Et nous retrouvons ici ce qui est l'âme même de l'Evangile, l'identité proclamée des deux commandements de l'amour pour Dieu et de l'amour pour le prochain. L'homme droit n'attend ni un miracle, ni la résurrection d'un mort, ni l'apparition d'un ange pour mettre sa joie à aimer. Pour vous, que vos richesses ont amenés à être esclaves de votre argent, de votre luxe, de votre ventre, ce n'est pas le message de l'Au-Delà qui pourrait briser un coeur que n'a pas su toucher le lamentable spectacle du pauvre Lazare couché à la porte de vos demeures et dont les chiens viennent lécher les plaies béantes. Quoi? Vous n'êtes pas attentifs à ce que vous voyiez tous les jours de vos yeux, à ce que la terre vous offre d'occasions multipliées et quotidiennes d'aimer, et vous prêteriez l'oreille à la voix du ciel? Non, là où manque le sens de l'amour et de l'humaine pitié, là Dieu même perd ses droits.

Il n'y a pour Jésus qu'un péché radical, un même péché vu sous plusieurs faces. Dans la sphère des relations humaines il se nomme égoïsme ; dans la sphère des relations religieuses il se nomme incrédulité. Ce riche splendide est un incrédule. Songe-t-il jamais à se préparer à la rencontre d'Abraham et à la rencontre de Dieu ? Comment accueillerait-il un Dieu lointain, lui qui ne sait pas s'ouvrir à la sympathie pour les souffrances toutes proches d'un autre enfant de Dieu ?
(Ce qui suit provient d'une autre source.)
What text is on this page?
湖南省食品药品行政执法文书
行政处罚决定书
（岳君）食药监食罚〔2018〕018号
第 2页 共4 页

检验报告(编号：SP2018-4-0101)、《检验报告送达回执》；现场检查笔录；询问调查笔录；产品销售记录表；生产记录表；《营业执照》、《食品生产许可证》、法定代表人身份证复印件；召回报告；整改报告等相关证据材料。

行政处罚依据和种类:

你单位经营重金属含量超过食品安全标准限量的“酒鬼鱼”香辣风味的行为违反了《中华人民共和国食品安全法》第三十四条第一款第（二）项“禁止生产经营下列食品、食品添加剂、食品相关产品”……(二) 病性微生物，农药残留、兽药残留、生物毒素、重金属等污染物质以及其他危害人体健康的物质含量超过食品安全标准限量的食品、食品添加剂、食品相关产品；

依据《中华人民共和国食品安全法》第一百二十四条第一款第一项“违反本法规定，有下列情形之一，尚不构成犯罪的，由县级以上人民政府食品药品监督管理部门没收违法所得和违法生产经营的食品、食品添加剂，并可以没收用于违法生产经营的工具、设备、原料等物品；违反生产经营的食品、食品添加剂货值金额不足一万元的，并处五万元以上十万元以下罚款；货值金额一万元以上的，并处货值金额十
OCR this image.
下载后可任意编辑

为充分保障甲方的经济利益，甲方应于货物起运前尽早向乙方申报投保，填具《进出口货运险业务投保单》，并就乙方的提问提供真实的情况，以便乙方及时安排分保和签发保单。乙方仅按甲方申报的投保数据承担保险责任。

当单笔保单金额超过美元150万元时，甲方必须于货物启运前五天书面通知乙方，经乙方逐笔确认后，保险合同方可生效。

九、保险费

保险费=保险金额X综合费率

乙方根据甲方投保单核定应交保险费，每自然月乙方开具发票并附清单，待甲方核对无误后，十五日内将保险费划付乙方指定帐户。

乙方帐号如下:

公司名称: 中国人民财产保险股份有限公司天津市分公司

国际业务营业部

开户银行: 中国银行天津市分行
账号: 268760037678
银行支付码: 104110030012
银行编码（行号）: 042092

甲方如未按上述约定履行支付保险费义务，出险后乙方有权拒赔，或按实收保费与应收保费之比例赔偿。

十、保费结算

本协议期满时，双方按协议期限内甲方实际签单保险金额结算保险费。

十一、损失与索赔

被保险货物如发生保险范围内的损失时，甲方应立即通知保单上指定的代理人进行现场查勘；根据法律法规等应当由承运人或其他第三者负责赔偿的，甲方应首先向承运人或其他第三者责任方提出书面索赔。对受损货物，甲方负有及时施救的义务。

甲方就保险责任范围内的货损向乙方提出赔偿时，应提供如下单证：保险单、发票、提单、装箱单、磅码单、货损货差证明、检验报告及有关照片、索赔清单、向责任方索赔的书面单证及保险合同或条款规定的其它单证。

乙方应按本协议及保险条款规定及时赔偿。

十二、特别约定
Jésus veut faire frémir ses auditeurs devant la misère réelle, aujourd'hui cachée, mais demain manifeste, de cet homme que d'aucuns estiment digne d'envie. Ce roi de la terre est un enchaîné de la terre. Son égoïsme a tué son cœur et l'a tout à fait séparé du pays de Dieu. Quelque temps encore, et apparaîtront le dénuement de ce riche et sa misère sans espoir.

Égoïstes qui oubliez Dieu dans les joies de la matière, égoïstes qui avez à vos portes des pauvres Lazares qui meurent en mendiant vos miettes, égoïstes qui vous installez dans votre égoïsme comme dans un palais de jouissance éternelle, je vous montre votre véritable état en faisant retentir sur vous la parole du Jugement : Il mourut et fut enterré, et la torture fut la part de son âme.
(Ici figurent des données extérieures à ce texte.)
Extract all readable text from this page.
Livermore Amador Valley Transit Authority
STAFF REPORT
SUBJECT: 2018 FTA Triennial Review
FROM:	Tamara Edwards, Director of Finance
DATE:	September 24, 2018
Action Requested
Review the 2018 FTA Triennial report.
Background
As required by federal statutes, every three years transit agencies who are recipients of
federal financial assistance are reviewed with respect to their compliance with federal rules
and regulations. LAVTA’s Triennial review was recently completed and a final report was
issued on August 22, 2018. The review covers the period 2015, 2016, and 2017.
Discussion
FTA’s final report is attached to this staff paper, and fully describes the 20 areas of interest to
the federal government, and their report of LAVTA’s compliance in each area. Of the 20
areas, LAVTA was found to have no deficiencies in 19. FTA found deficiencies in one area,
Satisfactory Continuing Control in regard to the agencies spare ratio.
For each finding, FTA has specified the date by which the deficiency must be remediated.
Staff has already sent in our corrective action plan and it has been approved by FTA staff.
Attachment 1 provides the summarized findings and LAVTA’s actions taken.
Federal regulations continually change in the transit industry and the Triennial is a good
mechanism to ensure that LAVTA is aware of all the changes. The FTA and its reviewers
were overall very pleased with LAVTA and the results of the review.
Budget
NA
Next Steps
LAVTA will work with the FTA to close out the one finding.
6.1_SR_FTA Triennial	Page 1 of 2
Même réduite à ce seul appel la parabole a gardé. sa douloureuse actualité. C'est notre honte à nous, qui avons plus que la loi et les prophètes, qui avons l'Evangile d'amour et voulons participer à la communion du Christ de devoir déclarer qu'il faudrait aujourd'hui prêcher sur les toits l'âpre leçon de Jésus.

La bienfaisance, organisée avec intelligence comme elle l'est de plus en plus chez nous, manque de ressources pour empêcher de mourir des vieillards et des déshérités qui demandent quelques restes du festin ; et pour en trouver où va-t-elle frapper ? Aux portes de Chrétiens ? Sans doute, mais elles sont trop peu nombreuses ou s'ouvrent trop étroitement. Alors il faut aller prendre un peu des miettes de la fortune immense qui chaque mois s'engouffre dans les temples du plaisir. Ouvre de nouveaux théâtres, de nouveaux cinémas, peuple chrétien, afin que nos hospices puissent aller discrètement, tandis que tu t'amuses, prélever quelque somme pour le droit que les pauvres réclament de ne pas mourir ! Que ces miettes arrachées sans qu'ils s'en doutent aux richesses des mondains suffisent à apaiser quelques détresses, tant mieux ! Mais à quoi elles ne suffiront en tout cas pas, c'est à sauver leurs âmes!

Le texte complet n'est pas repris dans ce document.